6 de maio de 2026
Maria Fernanda de Julio
O setor sucroalcooleiro desempenha um papel crucial na economia brasileira, impulsionando a produção de açúcar, etanol e bioenergia. Em um mercado cada vez mais competitivo, as usinas buscam constantemente otimizar seus processos para aumentar a eficiência e a rentabilidade. Nesse contexto, a manutenção emerge como um fator estratégico, capaz de influenciar diretamente a produção, os custos e a receita das usinas.
Uma Usina de Açúcar e Álcool possui muitos ativos com criticidade A, que por definição são aqueles equipamentos essenciais para o processo produtivo e que apresentam alto risco de segurança ou impacto financeiro em caso de falha, que são geralmente os equipamentos que pertencem aos setores abaixo:
Esses ativos são caros, podendo chegar a algumas dezenas de milhões de reais, o que acaba inviabilizando a adoção de estratégias de se ter equipamentos reservas para possível substituição em caso de falha.
Portanto, é essencial que a confiabilidade dos equipamentos sejam altas e que não haja quebras inesperadas durante as safras.
A safra da Usina é outro fator importante a ser levado em consideração nesse estudo. De maneira geral, uma Usina na região Centro-Sul do Brasil tem aproximadamente 8 meses, com início geralmente em abril e final em novembro. A safra é necessária por questões climáticas e naturais que estão relacionadas a planta da cana de açúcar, como também a questões logísticas.
A cana de açúcar tem sua máxima produtividade no mês de setembro / outubro, sendo o ATR (Açúcares Totais Recuperáveis) o indicador mais utilizado para quantificar a sua produtividade. Abaixo é apresentado o ATR durante toda a safra de 2024 de acordo com o relatório quinzenal da Única.
Como pode ser observado no gráfico acima, o ATR no início da safra é mais baixo e seus máximos valores estão entre os meses de setembro e outubro e volta a cair no final da safra.
O ATR médio do gráfico acima é de 138, o máximo é de 160 e no final da safra cai para 123.
O ATR é um indicador muito importante para as Usinas pois é ele quem traz as informações de quanto de açúcar ou etanol será convertido a partir de 1 tonelada de cana moída.
E qual é a relação disso tudo com a disponibilidade da indústria?
A indústria da Usina de Açúcar e Álcool deve processar a cana de açúcar que foi colhida em até 72 horas, pois acima disso a cana começa a apodrecer, perder os açúcares contidos nela e inviabilizando a moagem na indústria.
Se houver uma quebra de um equipamento crítico que pare a moenda, significa que por um determinado período a cana não será processada e que automaticamente a safra daquela usina está se estendendo, ou seja, aumentando o tamanho. Por exemplo, se uma Usina com capacidade de moagem de 20 mil toneladas por dia tem uma quebra e fica 12 horas parada, significa que ela deixou de moer nesse período 10 mil toneladas e que automaticamente existirão 10 mil toneladas a serem moídas no final da safra.
Como vimos no gráfico de ATR, moer a cana no final da safra é extremamente prejudicial do ponto de vista de rentabilidade para a companhia representando 10% de perda de rentabilidade (quando comparamos o ATR médio com o ATR do final da Safra) e 22% de perda de rentabilidade (comparando o ATR máximo com o ATR do final da Safra).
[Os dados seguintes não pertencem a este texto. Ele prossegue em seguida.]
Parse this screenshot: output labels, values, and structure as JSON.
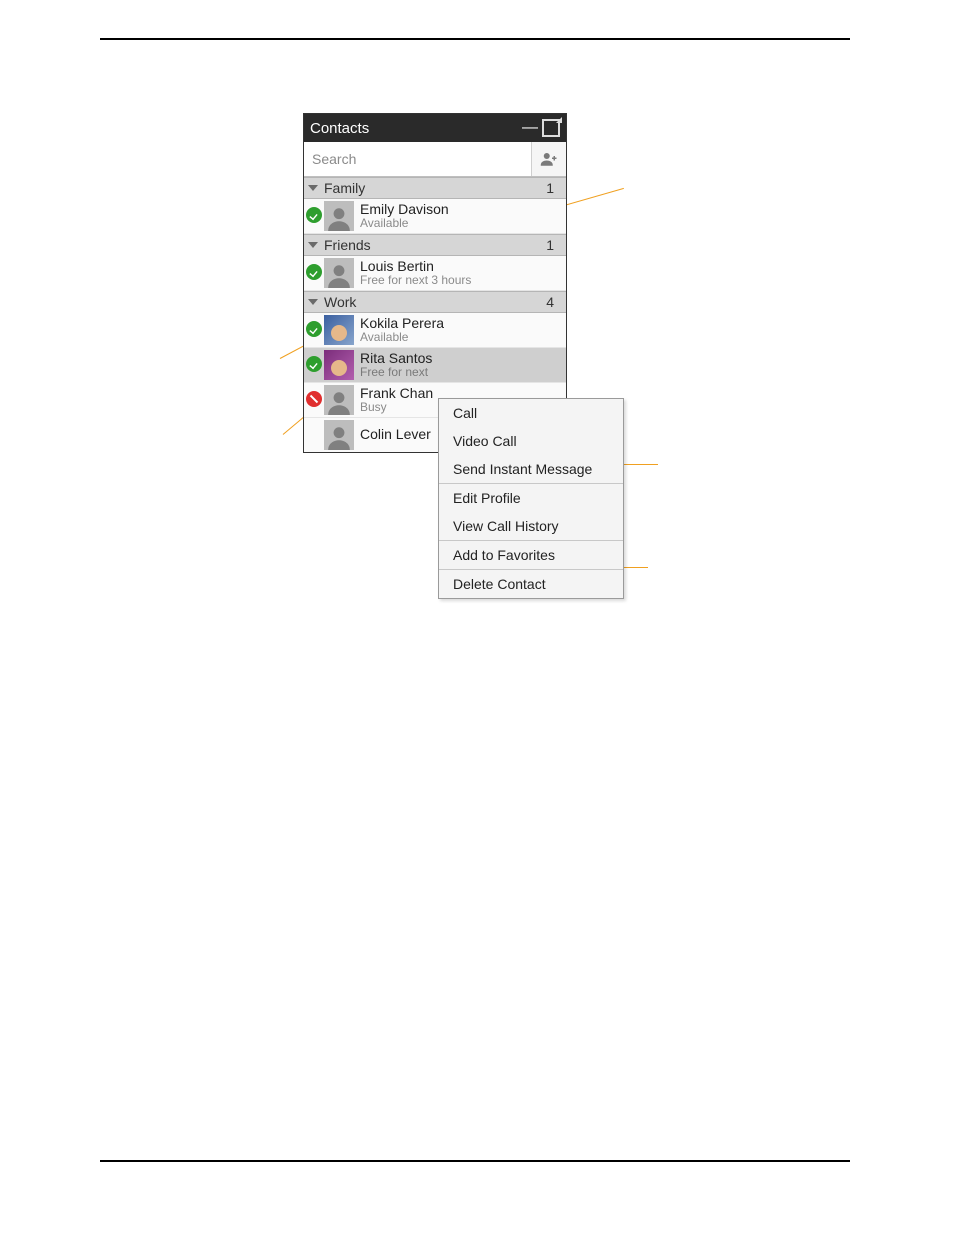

Em outras palavras, significa que se essa parada de 12 horas ocorresse nos meses junho ou julho a perda seria de ~10% e se a parada ocorressem nos meses de setembro ou outubro a perda chegaria a mais de 20%.
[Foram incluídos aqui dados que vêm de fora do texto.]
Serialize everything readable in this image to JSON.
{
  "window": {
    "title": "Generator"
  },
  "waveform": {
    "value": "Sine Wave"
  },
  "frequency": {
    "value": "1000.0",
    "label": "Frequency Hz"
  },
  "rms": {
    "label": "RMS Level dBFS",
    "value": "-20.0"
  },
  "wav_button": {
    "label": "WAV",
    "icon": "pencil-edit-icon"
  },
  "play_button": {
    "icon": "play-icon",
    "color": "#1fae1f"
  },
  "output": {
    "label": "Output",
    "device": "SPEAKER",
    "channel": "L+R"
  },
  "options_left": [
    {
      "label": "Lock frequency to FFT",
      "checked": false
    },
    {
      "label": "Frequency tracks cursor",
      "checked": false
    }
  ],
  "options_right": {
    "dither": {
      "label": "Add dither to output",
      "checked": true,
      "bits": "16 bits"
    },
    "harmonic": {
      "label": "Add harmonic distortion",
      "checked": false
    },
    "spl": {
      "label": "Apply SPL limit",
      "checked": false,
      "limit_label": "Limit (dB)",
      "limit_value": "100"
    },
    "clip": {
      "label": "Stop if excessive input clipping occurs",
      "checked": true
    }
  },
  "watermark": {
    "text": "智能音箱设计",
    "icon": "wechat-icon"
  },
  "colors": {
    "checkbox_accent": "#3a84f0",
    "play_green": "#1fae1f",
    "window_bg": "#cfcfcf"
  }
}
E qual é o impacto financeiro disso tudo?
Em linhas gerais, 1 kg de ATR produz ~0,90 kg de açúcar e ~0,57 litros de etanol.
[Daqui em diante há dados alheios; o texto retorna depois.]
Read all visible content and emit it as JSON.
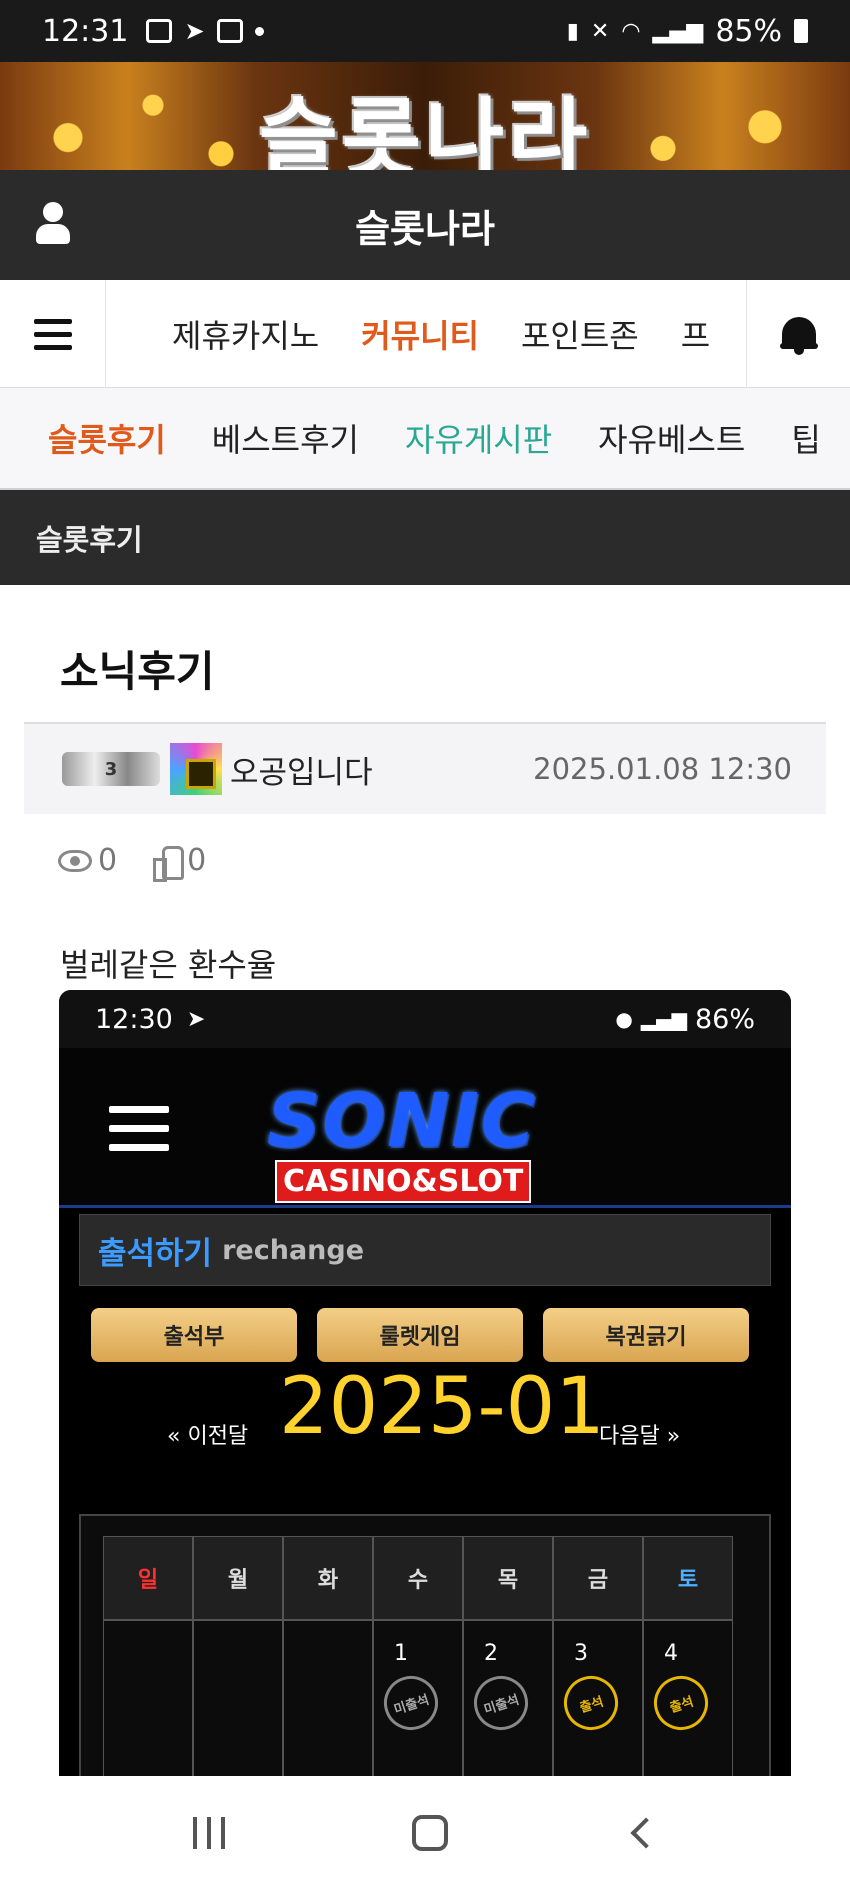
{
  "status_bar": {
    "time": "12:31",
    "battery": "85%"
  },
  "banner": {
    "logo_text": "슬롯나라"
  },
  "header": {
    "site_title": "슬롯나라"
  },
  "main_nav": {
    "items": [
      "제휴카지노",
      "커뮤니티",
      "포인트존",
      "프"
    ],
    "active": "커뮤니티"
  },
  "sub_nav": {
    "items": [
      "슬롯후기",
      "베스트후기",
      "자유게시판",
      "자유베스트",
      "팁"
    ],
    "active": "슬롯후기"
  },
  "board": {
    "name": "슬롯후기"
  },
  "post": {
    "title": "소닉후기",
    "level_badge": "3",
    "author": "오공입니다",
    "date": "2025.01.08 12:30",
    "views": "0",
    "likes": "0",
    "body": "벌레같은 환수율"
  },
  "embedded": {
    "status_time": "12:30",
    "status_battery": "86%",
    "logo_main": "SONIC",
    "logo_sub": "CASINO&SLOT",
    "attend_title": "출석하기",
    "attend_sub": "rechange",
    "buttons": [
      "출석부",
      "룰렛게임",
      "복권긁기"
    ],
    "prev_month": "« 이전달",
    "year_month": "2025-01",
    "next_month": "다음달 »",
    "weekdays": [
      "일",
      "월",
      "화",
      "수",
      "목",
      "금",
      "토"
    ],
    "days": [
      {
        "num": "",
        "stamp": ""
      },
      {
        "num": "",
        "stamp": ""
      },
      {
        "num": "",
        "stamp": ""
      },
      {
        "num": "1",
        "stamp": "미출석"
      },
      {
        "num": "2",
        "stamp": "미출석"
      },
      {
        "num": "3",
        "stamp": "출석"
      },
      {
        "num": "4",
        "stamp": "출석"
      }
    ]
  },
  "colors": {
    "accent": "#e05a1c",
    "teal": "#2aa893",
    "dark": "#2b2b2b"
  }
}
As Usinas também possuem um mix de produção de açúcar e etanol, ou seja, ela não consegue fabricar 100% de açúcar e portanto uma parte da sua moagem é destinada a produção de açúcar e outra a produção de etanol.
A venda do açúcar geralmente é estipulada por saca de 50kg que em mar/2025 apresenta um preço médio de R$140,00 / saca de 50kg e o litro do etanol de R$2,80 / litro.
No exemplo da parada de 12 horas que representou uma postergação de moagem de 10 mil toneladas, considerando um mix de produção de 55% de açúcar e 45% de etanol, a receita estimada da Usina considerando essa variação de ATR seria:
Portanto, o impacto financeiro dessa parada não planejada é de uma perda de receita de ~R$150.000,00 se considerarmos que ela ocorreu em meses de produtividade normal, e R$365.000,00 se considerarmos que ela ocorreu em meses de produtividade máxima.
Evitar uma parada de 12hrs durante toda a safra com monitoramento online de vibração e temperatura é um número muito baixo, por outro lado esse dinheiro que deixou de ser receita da Usina paga todo o investimento da nossa tecnologia.